Notes on types

Built-in types of data (i.e. of Datum objects) are kept in datum.py.

A type specifies:

  • its name
  • whether it is an image subtype (it's tricky to write a method for this, since ImgType is defined after Type)
  • whether it is an "internal type" used in the expression evaluator and not for connections (e.g. IdentType, FuncType and NoneType)
  • optional serialisation and deserialisation methods taking and returning Datum, which convert to and from JSON-serialisable values - i.e. primitive types, tuples, lists and dicts; no objects.

The Datum class has a type list, which contains singletons of all the type objects. To register a type:

  • create a type object
  • append to the Datum types list
  • if required, register a connector brush with connbrushes.register.
  • Deal with binary and unary operators in expr expressions if required (see below).

An example

This code is taken from the example1.py plugin file. This (in part) declares a function which takes two numbers, and produces an object containing the dividend and remainder of those numbers. These are held in a custom object:

# Our data will be an object of class TestObject.

class TestObject:
    def __init__(self, div, rem):
        self.div = div
        self.rem = rem

    def __str__(self):
        return f"({self.div}, {self.rem})"

Now we need to provide the type singleton:

# now the type singleton, which controls how Datum objects which hold TestObjects
# serialise and deserialise themselves (turn themselves into JSON-serialisable
# data and back).

# I'm naming the class with an underscore - the type object will be without this.
class _TestObjectType(Type):
    def __init__(self):
        # just call the superconstructor telling it the name of the type
        # and in this case, that the stringification (the result of __str__ on the
        # value) is short enough to fit into an expr node's graph box.
        super().__init__('testtuple', outputStringShort=True)

    # now we have to write code which converts Datums of this type into
    # stuff which can be converted to JSON and back again. Converting
    # into JSON-serialisable is termed "serialisation" and reconstructing
    # the original Datum object and all its data is "deserialisation".

    def serialise(self, d):
        # how to serialise data of this type: serialise() methods must return
        # a tuple of typename and contents.
        # The contents must be JSON-serialisable, and must contain both the
        # data to be saved and the serialised source information.

        # First convert TestObject to something we can serialise
        serialisedObject = d.val.div, d.val.rem
        # and create the serialised datum of the name and contents
        return self.name, (serialisedObject, d.getSources().serialise())

    def deserialise(self, d, document):
        # given a serialised tuple generated by serialise(), produce a Datum
        # of this type.
        serialisedObject, serialisedSources = d        # first generate the contents
        # deserialise the serialised sources data
        sources = SourceSet.deserialise(serialisedSources, document)
        # then pass to the datum constructor along with the type singleton.
        return Datum(self, serialisedObject, sources)

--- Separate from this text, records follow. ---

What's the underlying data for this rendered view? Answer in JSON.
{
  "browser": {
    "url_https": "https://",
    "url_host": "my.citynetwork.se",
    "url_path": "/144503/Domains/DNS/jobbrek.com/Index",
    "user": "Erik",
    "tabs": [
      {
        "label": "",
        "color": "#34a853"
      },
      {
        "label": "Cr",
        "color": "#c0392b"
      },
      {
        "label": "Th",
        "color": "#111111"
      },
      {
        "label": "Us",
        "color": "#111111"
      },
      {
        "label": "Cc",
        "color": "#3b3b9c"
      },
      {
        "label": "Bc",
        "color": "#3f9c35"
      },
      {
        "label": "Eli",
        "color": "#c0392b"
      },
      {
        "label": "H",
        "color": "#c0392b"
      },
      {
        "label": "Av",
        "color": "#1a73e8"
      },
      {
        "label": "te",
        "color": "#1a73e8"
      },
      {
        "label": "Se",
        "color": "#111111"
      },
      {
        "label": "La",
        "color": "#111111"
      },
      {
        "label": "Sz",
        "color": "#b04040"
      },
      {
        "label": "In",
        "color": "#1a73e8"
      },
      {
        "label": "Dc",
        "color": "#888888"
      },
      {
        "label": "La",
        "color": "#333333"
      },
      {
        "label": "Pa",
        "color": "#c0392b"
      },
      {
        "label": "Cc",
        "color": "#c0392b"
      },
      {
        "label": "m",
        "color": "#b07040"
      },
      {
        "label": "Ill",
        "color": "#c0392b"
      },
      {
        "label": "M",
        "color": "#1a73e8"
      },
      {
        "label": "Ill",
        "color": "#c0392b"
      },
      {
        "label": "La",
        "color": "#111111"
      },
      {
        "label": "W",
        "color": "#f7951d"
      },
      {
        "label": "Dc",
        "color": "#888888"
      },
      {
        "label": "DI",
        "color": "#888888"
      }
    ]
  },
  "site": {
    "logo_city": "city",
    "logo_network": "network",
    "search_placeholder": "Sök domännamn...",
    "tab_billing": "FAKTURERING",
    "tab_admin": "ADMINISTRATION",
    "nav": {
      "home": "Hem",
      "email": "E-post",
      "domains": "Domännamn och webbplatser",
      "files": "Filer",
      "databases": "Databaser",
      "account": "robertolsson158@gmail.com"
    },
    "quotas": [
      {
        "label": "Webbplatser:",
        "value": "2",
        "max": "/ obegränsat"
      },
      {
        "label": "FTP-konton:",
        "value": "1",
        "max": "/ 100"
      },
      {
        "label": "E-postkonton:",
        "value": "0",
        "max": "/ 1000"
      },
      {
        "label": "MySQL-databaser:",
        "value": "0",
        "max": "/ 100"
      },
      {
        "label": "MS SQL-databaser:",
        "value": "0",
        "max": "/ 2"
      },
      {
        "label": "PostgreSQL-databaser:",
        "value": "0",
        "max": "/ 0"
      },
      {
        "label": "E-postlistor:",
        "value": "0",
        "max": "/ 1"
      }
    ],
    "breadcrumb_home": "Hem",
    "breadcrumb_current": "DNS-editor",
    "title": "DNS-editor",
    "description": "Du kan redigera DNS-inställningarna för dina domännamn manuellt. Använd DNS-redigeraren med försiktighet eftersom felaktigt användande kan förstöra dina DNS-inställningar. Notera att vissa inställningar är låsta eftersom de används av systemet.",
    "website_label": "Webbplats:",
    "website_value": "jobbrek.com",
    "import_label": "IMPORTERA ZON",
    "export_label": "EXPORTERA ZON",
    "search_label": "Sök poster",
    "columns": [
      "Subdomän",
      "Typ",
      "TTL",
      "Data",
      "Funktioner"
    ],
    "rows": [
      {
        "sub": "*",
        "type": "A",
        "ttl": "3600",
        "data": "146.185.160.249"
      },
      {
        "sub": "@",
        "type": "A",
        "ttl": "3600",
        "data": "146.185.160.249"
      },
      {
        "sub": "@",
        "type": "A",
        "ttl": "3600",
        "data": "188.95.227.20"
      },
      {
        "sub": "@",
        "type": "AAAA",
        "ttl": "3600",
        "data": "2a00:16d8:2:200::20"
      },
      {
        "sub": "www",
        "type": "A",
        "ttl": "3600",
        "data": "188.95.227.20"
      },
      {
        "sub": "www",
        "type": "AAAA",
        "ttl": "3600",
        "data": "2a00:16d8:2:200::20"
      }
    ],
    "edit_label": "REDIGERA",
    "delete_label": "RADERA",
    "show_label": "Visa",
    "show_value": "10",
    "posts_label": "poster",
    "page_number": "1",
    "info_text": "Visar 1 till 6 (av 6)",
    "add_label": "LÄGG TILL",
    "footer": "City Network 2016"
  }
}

We register the type singleton, but keep a reference to the object so we can use it in our own code when we create Datum objects. We also provide a connector brush, so that connections of this type are rendered differently in the graph:

# create the singleton and register it, but keep hold of the variable so
# we can use it to create new Datum objects.
TestObjectType = _TestObjectType()
Datum.registerType(TestObjectType)

# add a brush for the connections in the graph
pcot.connbrushes.register(TestObjectType, QColor("darkMagenta"))

See example1.py for how this new type is used.

Operators

Previously operators were entirely hardwired in utils.ops. This stopped us creating new types. We could define something like binop(self,other) in the type classes, but this wouldn't allow us to add new types as the RHS for operations which have built-in types as the LHS.

The Simplest Thing That Can Possibly Work is a dictionary of operation functions keyed (in the case of binops) by a tuple of types.

So this is how operators work now, relying on two registration processes.

The first is the registration of the operator lexeme (e.g. "*" or "+") and precedence, and an associated function to call. This happens as part of Parser. The function calls a binop() function in the ops module, passing in the operator ID.

The second is the registration of operator ID (e.g. Operator.ADD) and types in the ops module, with an associated function to call. This is often a wrapper function around a lambda: the wrapper knows to unpack (say) image and number data, and the lambda says they should be processed with addition.

Adding a new type with operator semantics

  • Create a subclass of datum.Type
  • add serialisation methods if required
  • call Datum.registerType() with the type
  • If required, add a new connector brush with connbrushes.register()
  • To use the type, use the Type object with the Datum constructor and Datum.get() method.

Adding operator semantics

  • call ops.registerBinop and ops.registerUnop to register functions to perform the required operations. The function should take Datum objects and return a Datum.